Yoksa çok daha derin olaylar mı var işin içinde?..
Bakın Salim Demirci’nin, Başbakan’a, Başbakanlık Müsteşarı’na hakaretler içeren konuşmasında başka neler vardı: “Şimdi bizim Hakimler Savcılar Yüksek Kurulu üyeleri; yeğenlerinin, çocuklarının işlerini bitirdiler, yeğenlerinin, kuzenlerinin işleriyle filan uğraşıyorlar. Onları iyi, etkin, aktif yerlere getirmeye uğraşıyorlar.”
Bu cümleler sarfedilince, HSYK üyelerinin birer birer kamuoyunun önüne çıkıp açıklama yapmasını bekledik: “Ben; .... oğlu ...! Benim çocuklarımın isimleri de şu şu şu.. Benim yeğenlerim de şunlardır. Bunların hepsinin çalıştıkları işyerleri sizlere dağıttığım listede görülüyor. Bunların hiçbirisinin torpille, kayırmacılıkla, hakketmedikleri bir imkânı devletten alma olayı ile ilgileri yoktur.”
Biz bekleyeduralım, HSYK’nın Salim Demirci’ye dokunamadığı kararname açıklandı..
Yalanlanamayan skandal kaset açıklanalı 4 ay olmuş.. HSYK çıkıp da “Bu savcının hakaretleri hakkında şu işlemi yaptık” diyemiyor!
HSYK üyeleri çıkıp, “Bizim hakkımızda o savcının yaptığı isnatlar doğru değildir” de diyemiyor!
Bu arada yanan Isparta Başsavcısı oluyor..
Dün, Van Savcısı’nın yandığı gibi..
Düşünsenize, dönemin Kara Kuvvetleri Komutanı hakkında bir tezkere yazıp, “Şu şu iddialar var. Bir araştırılsın” diyen savcı, HSYKkararı ile savcılıktan atıldı.
Ama Başbakan’a resmen hakaret eden, vazife anlamında değil, tamamen geyik muhabbeti içinde Başbakan Müsteşarı’na açıkca küfür eden savcıya, hiçbir işem yapılmıyor!
Bu neyi gösteriyor?
HSYK’da, Başbakan, hükümet aleyhtarı bir yapılanma var..

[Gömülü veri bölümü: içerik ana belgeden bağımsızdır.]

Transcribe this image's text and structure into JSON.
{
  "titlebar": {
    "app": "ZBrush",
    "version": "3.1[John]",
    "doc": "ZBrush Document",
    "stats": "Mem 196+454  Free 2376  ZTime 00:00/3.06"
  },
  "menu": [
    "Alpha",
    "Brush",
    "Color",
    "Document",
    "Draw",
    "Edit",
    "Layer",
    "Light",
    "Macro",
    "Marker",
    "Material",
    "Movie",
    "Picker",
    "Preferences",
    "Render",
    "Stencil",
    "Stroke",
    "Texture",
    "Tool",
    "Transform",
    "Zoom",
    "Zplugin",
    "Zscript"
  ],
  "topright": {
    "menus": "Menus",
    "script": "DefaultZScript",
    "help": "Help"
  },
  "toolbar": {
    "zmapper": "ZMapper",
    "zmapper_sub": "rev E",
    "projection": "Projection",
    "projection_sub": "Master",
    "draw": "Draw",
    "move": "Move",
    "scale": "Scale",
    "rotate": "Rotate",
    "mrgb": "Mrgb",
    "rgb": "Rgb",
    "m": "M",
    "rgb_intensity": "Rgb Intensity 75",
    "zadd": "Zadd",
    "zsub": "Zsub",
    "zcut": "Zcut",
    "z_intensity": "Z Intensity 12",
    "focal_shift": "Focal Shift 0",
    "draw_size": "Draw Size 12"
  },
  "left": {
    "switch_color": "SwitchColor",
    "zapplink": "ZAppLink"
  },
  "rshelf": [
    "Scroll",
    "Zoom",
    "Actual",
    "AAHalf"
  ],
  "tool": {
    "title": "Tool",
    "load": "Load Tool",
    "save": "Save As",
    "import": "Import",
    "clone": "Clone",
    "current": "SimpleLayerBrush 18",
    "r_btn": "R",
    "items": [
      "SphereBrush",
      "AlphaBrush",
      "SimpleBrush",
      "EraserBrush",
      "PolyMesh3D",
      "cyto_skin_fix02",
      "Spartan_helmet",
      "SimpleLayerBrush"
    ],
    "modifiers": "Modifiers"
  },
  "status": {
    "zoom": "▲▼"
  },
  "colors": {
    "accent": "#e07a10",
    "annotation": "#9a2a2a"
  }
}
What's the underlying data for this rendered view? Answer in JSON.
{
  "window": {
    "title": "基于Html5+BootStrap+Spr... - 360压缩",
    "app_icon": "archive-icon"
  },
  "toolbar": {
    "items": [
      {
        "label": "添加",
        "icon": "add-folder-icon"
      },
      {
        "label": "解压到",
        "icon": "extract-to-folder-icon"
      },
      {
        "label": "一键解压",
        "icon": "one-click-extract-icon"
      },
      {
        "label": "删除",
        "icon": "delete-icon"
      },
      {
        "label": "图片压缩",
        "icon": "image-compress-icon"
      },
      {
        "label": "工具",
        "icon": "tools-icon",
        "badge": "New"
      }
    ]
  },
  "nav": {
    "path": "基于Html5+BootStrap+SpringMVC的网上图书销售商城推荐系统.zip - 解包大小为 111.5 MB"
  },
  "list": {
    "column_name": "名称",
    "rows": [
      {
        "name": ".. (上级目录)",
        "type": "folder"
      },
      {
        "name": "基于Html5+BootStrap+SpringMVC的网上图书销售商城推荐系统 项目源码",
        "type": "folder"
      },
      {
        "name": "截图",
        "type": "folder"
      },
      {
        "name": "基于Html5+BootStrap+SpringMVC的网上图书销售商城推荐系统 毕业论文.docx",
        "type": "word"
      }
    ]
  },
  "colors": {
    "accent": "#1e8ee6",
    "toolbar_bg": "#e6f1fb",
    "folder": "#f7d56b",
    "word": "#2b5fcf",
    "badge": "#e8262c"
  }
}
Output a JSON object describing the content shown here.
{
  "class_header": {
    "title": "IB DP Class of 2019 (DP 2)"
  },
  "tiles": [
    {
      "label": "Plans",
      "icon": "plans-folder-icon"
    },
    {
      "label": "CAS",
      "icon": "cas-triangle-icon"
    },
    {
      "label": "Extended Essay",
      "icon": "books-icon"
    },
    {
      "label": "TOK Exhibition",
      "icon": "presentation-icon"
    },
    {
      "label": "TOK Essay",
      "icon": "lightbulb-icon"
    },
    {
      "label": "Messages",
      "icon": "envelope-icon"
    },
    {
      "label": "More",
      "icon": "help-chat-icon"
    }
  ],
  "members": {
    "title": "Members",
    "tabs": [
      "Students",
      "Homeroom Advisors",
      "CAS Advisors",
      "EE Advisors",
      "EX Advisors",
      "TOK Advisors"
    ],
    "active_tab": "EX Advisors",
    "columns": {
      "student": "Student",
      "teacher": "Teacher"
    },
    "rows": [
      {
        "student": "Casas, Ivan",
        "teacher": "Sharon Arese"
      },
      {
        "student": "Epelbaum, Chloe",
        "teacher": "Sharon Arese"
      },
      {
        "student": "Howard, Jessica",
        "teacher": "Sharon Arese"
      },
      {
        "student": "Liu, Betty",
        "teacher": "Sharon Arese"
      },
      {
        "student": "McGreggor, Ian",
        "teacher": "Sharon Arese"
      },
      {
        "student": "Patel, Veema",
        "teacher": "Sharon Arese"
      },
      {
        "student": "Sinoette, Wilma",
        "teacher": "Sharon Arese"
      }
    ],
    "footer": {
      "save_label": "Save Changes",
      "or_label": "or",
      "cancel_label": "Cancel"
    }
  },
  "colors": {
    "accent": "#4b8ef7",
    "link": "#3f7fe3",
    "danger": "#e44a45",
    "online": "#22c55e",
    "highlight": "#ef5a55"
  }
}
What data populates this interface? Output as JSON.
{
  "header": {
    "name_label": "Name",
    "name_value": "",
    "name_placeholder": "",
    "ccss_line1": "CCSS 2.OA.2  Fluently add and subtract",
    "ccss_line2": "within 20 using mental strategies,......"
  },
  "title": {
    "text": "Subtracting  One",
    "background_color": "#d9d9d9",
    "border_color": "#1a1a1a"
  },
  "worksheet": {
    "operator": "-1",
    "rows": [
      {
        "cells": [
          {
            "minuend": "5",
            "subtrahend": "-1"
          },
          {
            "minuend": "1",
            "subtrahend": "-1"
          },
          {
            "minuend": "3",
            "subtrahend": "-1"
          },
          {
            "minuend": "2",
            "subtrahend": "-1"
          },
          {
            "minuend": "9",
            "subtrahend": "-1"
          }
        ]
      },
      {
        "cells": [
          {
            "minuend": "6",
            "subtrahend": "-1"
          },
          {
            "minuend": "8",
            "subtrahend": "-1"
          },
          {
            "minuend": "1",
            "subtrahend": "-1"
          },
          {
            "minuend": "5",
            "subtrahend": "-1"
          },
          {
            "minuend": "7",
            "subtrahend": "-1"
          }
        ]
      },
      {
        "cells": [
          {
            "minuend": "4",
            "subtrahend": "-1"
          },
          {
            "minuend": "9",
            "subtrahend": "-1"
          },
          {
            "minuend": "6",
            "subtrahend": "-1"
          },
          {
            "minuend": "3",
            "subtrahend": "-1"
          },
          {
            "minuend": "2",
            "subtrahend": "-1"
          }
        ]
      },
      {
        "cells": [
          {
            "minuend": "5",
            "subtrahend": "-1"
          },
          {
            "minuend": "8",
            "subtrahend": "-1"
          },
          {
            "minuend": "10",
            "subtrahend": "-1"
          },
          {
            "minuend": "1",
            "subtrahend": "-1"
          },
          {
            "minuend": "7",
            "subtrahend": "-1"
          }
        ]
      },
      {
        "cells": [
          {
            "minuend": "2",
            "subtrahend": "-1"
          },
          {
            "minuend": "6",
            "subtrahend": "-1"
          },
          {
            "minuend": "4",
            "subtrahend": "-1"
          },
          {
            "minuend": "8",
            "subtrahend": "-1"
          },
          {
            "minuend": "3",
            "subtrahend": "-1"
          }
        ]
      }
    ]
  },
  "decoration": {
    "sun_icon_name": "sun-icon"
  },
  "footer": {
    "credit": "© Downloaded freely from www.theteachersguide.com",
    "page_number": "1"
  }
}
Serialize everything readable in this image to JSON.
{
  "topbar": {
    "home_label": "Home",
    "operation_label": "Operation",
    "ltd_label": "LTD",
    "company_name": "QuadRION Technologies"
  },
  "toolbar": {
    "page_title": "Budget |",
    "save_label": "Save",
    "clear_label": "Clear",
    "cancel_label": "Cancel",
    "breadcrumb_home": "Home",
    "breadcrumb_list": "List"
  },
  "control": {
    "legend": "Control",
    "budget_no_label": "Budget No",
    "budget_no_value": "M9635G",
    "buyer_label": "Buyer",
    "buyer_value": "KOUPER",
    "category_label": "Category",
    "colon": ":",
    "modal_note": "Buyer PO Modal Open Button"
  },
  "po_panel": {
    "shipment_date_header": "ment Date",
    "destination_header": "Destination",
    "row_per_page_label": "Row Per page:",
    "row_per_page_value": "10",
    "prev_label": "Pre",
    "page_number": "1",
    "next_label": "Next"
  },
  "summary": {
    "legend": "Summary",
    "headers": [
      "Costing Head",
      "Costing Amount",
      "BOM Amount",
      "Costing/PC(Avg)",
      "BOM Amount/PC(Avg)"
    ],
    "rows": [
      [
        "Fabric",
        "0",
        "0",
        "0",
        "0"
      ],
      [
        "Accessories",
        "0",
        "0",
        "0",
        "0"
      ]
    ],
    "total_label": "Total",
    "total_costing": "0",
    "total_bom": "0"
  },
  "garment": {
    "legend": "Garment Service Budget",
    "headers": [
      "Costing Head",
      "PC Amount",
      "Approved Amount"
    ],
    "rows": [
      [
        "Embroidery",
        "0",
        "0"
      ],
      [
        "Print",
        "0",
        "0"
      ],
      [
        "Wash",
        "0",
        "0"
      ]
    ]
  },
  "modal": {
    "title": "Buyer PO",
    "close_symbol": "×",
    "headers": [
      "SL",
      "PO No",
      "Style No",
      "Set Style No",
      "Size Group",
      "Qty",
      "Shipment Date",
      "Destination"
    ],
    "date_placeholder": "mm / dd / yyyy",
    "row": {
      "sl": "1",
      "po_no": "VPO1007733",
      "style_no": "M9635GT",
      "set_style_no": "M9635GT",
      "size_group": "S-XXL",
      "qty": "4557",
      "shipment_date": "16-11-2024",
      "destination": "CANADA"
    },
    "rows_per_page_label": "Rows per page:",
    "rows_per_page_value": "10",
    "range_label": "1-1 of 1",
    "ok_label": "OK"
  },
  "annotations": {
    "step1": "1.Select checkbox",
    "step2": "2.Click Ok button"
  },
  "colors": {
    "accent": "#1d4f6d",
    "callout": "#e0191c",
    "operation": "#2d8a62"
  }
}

Aksini söyleyenler, izah etsinler, “Van Savcısı, herhangi bir kişiye küfür mü etmişti?..”
Hayır. Sadece bir tezkere yazmıştı.
Ama görevden atıldı.
Peki aynı uygulama, Ankara Savcısı SalimDemirci için niçin yapılmıyor?..
Yapılması gereken ne?
Hükümet karşıtı bir yapıya bürünen HSYK’yı yeniden düzenlemek.
HSYK’yı oluşturan üyelerin seçimini, objektif kriterlere uygun şekilde yeniden belirlemek..
Hükümetin emir eri gibi çalışan HSYK istemiyoruz.
Ama Muhalefet Partisi’nin sözcüsü gibi uygulamalara imza atan bir HSYK da istemiyoruz. Ve buna da hakkımız olduğuna inanıyoruz.